Burkhard von Bronsart (rechts)Im Mausoleum der Familie von Donner auf dem Wankendorfer Friedhof wurde gestern im Beisein von Familienmitgliedern und geladenen Gästen feierlich eine Gedenktafel zu Ehren des Generalleutnant a.D. Bernhard Bronsart von Schellendorff enthüllt. Der hatte ab 1946 seinen Lebensabend auf Gut Bockhorn verbracht, nachdem er dort der Margarita von Donner, einer Verwandten mütterlicherseits, in wirtschaftlich schweren Zeiten beratend zur Seite gestanden hatte. Als von Bronsart 1952 starb, fand er auf dem Wankendorfer Friedhof seine letzte Ruhestätte unter einem inzwischen verwitterten Holzkreuz, bis das Grab im vergangenen Jahr eingeebnet werden sollte.

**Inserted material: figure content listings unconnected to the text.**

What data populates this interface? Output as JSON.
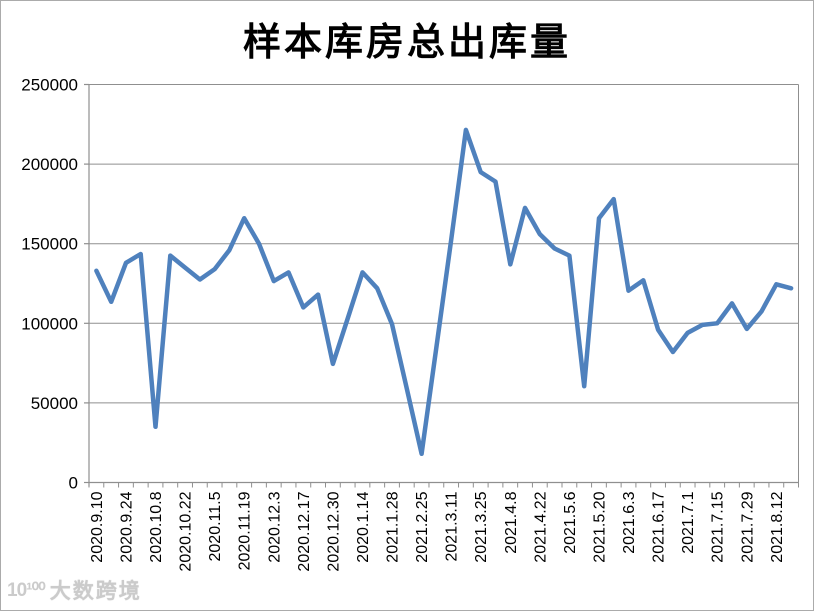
{
  "window": {
    "background": "#ffffff",
    "border_color": "#ababab"
  },
  "chart_style": {
    "line_color": "#4F81BD",
    "line_width": 4.5,
    "grid_color": "#8f8f8f",
    "axis_color": "#8f8f8f",
    "text_color": "#000000",
    "y_label_font_size": 17,
    "x_label_font_size": 16
  },
  "watermark": {
    "logo": "10¹⁰⁰",
    "text": "大数跨境"
  },
  "chart_data": {
    "type": "line",
    "title": "样本库房总出库量",
    "xlabel": "",
    "ylabel": "",
    "ylim": [
      0,
      250000
    ],
    "y_ticks": [
      0,
      50000,
      100000,
      150000,
      200000,
      250000
    ],
    "grid": true,
    "legend": false,
    "label_every": 2,
    "x_labels": [
      "2020.9.10",
      "2020.9.24",
      "2020.10.8",
      "2020.10.22",
      "2020.11.5",
      "2020.11.19",
      "2020.12.3",
      "2020.12.17",
      "2020.12.30",
      "2020.1.14",
      "2021.1.28",
      "2021.2.25",
      "2021.3.11",
      "2021.3.25",
      "2021.4.8",
      "2021.4.22",
      "2021.5.6",
      "2021.5.20",
      "2021.6.3",
      "2021.6.17",
      "2021.7.1",
      "2021.7.15",
      "2021.7.29",
      "2021.8.12"
    ],
    "values": [
      133000,
      113500,
      138000,
      143500,
      35000,
      142500,
      135000,
      127500,
      134000,
      146000,
      166000,
      150000,
      126500,
      132000,
      110000,
      118000,
      74500,
      103000,
      132000,
      122000,
      99500,
      59000,
      18000,
      85000,
      152000,
      221500,
      195000,
      189000,
      137000,
      172500,
      156000,
      147000,
      142500,
      60500,
      166000,
      178000,
      120500,
      127000,
      96000,
      82000,
      94000,
      99000,
      100000,
      112500,
      96500,
      107500,
      124500,
      122000
    ]
  }
}
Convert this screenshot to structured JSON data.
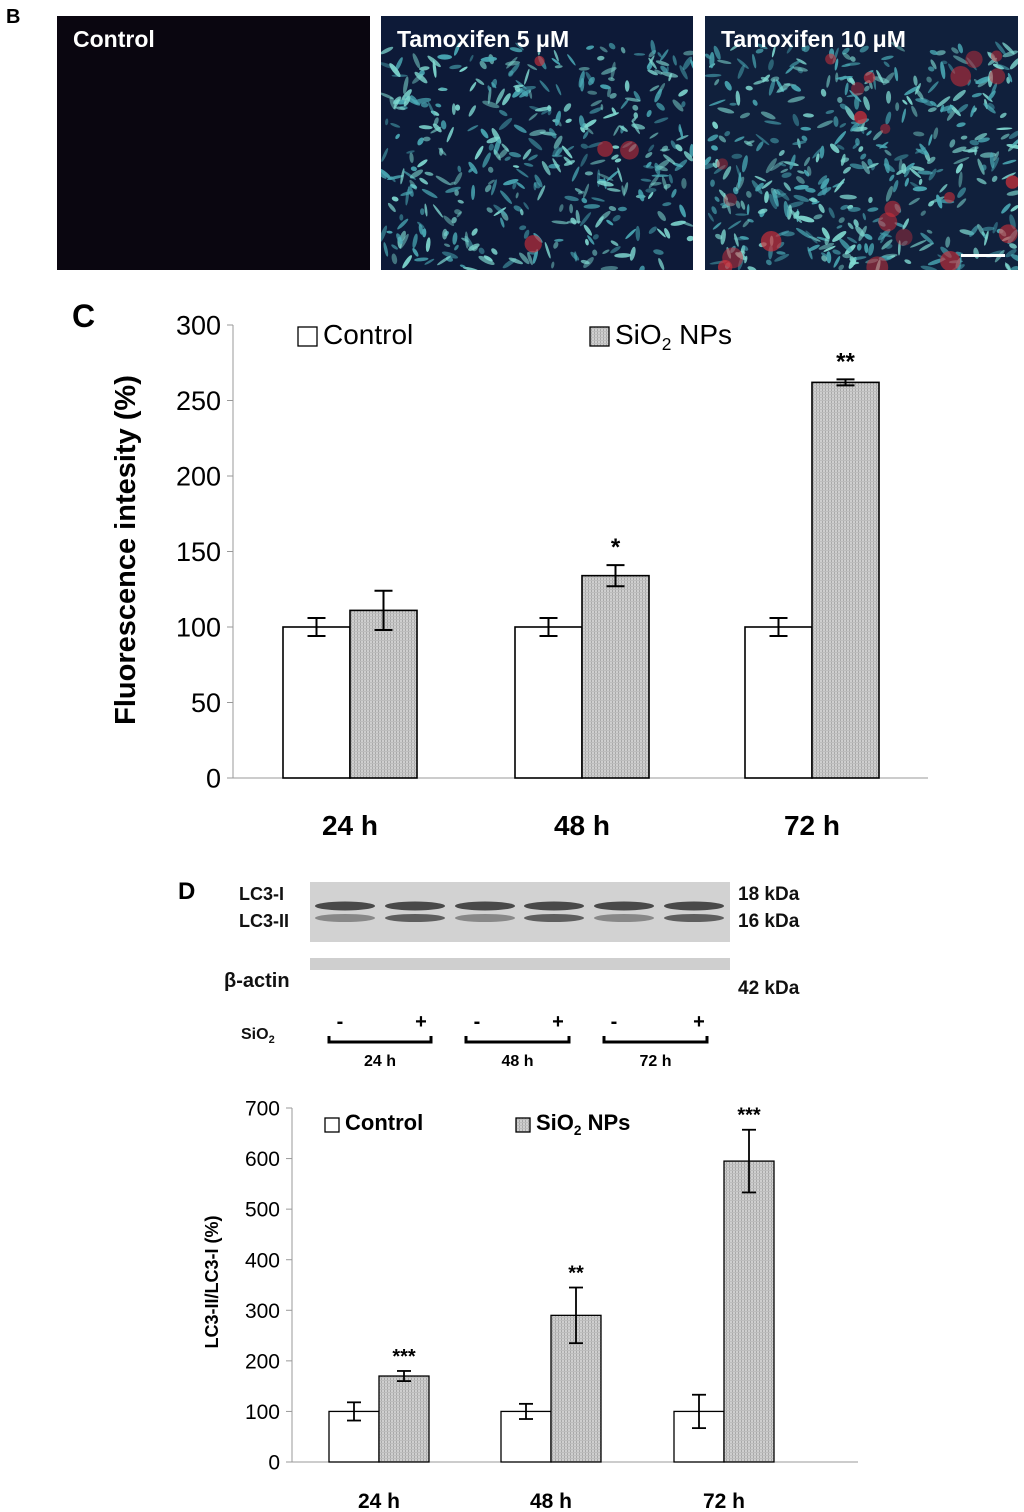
{
  "panel_b": {
    "letter": "B",
    "images": [
      {
        "label": "Control",
        "tone": "dark"
      },
      {
        "label": "Tamoxifen 5 μM",
        "tone": "cells-low"
      },
      {
        "label": "Tamoxifen 10 μM",
        "tone": "cells-high"
      }
    ]
  },
  "panel_c": {
    "letter": "C"
  },
  "panel_d": {
    "letter": "D",
    "blot": {
      "bands_left": [
        "LC3-I",
        "LC3-II",
        "β-actin"
      ],
      "bands_right": [
        "18 kDa",
        "16 kDa",
        "42 kDa"
      ],
      "treatment_label": "SiO",
      "treatment_sub": "2",
      "signs": [
        "-",
        "+",
        "-",
        "+",
        "-",
        "+"
      ],
      "groups": [
        "24 h",
        "48 h",
        "72 h"
      ]
    }
  },
  "chart_data": [
    {
      "type": "bar",
      "categories": [
        "24 h",
        "48 h",
        "72 h"
      ],
      "series": [
        {
          "name": "Control",
          "values": [
            100,
            100,
            100
          ],
          "errors": [
            6,
            6,
            6
          ],
          "fill": "#ffffff"
        },
        {
          "name": "SiO2 NPs",
          "values": [
            111,
            134,
            262
          ],
          "errors": [
            13,
            7,
            2
          ],
          "fill": "#c8c8c8"
        }
      ],
      "legend": [
        {
          "text": "Control",
          "sub": ""
        },
        {
          "text": "SiO",
          "sub": "2",
          "suffix": " NPs"
        }
      ],
      "significance": [
        "",
        "*",
        "**"
      ],
      "title": "",
      "xlabel": "",
      "ylabel": "Fluorescence intesity (%)",
      "ylim": [
        0,
        300
      ],
      "yticks": [
        0,
        50,
        100,
        150,
        200,
        250,
        300
      ],
      "grid": false,
      "legend_placement": "top"
    },
    {
      "type": "bar",
      "categories": [
        "24 h",
        "48 h",
        "72 h"
      ],
      "series": [
        {
          "name": "Control",
          "values": [
            100,
            100,
            100
          ],
          "errors": [
            18,
            15,
            33
          ],
          "fill": "#ffffff"
        },
        {
          "name": "SiO2 NPs",
          "values": [
            170,
            290,
            595
          ],
          "errors": [
            10,
            55,
            62
          ],
          "fill": "#c8c8c8"
        }
      ],
      "legend": [
        {
          "text": "Control",
          "sub": ""
        },
        {
          "text": "SiO",
          "sub": "2",
          "suffix": " NPs"
        }
      ],
      "significance": [
        "***",
        "**",
        "***"
      ],
      "title": "",
      "xlabel": "",
      "ylabel": "LC3-II/LC3-I (%)",
      "ylim": [
        0,
        700
      ],
      "yticks": [
        0,
        100,
        200,
        300,
        400,
        500,
        600,
        700
      ],
      "grid": false,
      "legend_placement": "top"
    }
  ]
}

Das brachte seinen Enkel Burkhard von Bronsart (83), der heute in Bad Schwartau lebt, auf die Idee, dem Großvater mit der Tafel ein Denkmal zu setzen. Sie ist in den Boden eingelassen unterhalb des Sarkophags von Minna (Wilhelmine) von Donner und ihres Gatten Bernhard Carl von Donner, was auch die enge Familienbeziehung symbolisiert: Bernhard von Bronsarts Mutter war eine Schwester von Bernhard von Donner, der das Gut Bockhorn erwarb und 1894 mit einer Spende von 14.000 Mark maßgeblich zum 21.000 Mark teuren Bau der Kirche beigetragen hatte. Über ihren Tod hinaus bezahlte Minna von Donner sogar das Gehalt des Pastors, erinnerte Otto Griese (in Vertretung des ehemaligen Wankendorfer Bürgermeisters Peter Sönnichsen) an jene "Freundin der Armen und Kranken", die damit ihren Glauben wahrhaft gelebt habe. Wie die Familie von Donner, so sei auch von Bronsat Teil der Geschichte der Region.

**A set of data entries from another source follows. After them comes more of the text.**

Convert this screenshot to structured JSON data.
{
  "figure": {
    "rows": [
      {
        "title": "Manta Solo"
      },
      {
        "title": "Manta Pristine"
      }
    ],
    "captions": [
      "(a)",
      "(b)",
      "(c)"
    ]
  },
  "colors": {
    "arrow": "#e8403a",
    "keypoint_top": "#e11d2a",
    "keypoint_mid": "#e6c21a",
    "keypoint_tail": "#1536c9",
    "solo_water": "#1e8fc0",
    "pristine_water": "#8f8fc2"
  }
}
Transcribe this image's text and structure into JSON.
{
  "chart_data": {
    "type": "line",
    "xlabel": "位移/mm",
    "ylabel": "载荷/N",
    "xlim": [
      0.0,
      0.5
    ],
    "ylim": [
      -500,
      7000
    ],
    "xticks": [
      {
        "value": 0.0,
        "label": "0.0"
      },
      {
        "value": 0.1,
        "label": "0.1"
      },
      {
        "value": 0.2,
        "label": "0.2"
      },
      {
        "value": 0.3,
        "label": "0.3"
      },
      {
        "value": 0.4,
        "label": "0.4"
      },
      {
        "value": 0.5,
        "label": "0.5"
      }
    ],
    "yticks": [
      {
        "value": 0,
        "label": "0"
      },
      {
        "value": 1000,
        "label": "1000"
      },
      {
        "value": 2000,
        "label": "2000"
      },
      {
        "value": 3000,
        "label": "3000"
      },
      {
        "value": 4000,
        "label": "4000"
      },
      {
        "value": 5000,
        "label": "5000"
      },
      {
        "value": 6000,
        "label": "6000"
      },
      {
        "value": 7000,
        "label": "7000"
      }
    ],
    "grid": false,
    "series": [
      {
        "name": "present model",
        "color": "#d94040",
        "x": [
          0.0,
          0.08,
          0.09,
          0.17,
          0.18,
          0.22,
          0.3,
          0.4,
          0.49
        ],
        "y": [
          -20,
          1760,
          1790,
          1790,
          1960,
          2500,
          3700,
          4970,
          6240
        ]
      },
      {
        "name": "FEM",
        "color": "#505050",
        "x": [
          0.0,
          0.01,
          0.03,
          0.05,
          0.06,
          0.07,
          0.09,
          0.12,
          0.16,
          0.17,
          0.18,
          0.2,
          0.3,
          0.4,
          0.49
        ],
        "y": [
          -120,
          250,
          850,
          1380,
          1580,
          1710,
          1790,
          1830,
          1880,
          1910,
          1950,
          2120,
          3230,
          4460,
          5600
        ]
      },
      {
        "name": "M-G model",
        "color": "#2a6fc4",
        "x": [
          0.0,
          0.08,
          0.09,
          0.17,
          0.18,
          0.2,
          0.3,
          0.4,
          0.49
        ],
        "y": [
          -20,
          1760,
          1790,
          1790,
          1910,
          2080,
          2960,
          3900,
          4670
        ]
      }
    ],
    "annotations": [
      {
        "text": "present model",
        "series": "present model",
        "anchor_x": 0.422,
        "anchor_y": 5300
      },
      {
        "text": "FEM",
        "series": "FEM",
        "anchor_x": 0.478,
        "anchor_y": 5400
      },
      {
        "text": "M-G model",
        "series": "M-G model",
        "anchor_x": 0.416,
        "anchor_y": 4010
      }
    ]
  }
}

Den Segen sprach Pastor James Findeisen-MacKenzie, bevor Burkhard von Bronsart die Anwesenden um Spenden bat: Im vergangenen Jahr hatte die Familie von Donner das unter Denkmalschutz stehende Mausoleum der Kirche überlassen, die nun mit der Gemeinde für den Unterhalt sorgt. Allerdings seien die Spenden für die Kirche zur freien Verfügung, betonte der Enkel des 1866 in Berlin geborenen Spross eines urpreußischen Adelsgeschlechts, der 1916 im Ersten Weltkrieg vom Kaiser mit dem höchsten Kriegsorden Pour le Mérite ausgezeichnet worden war.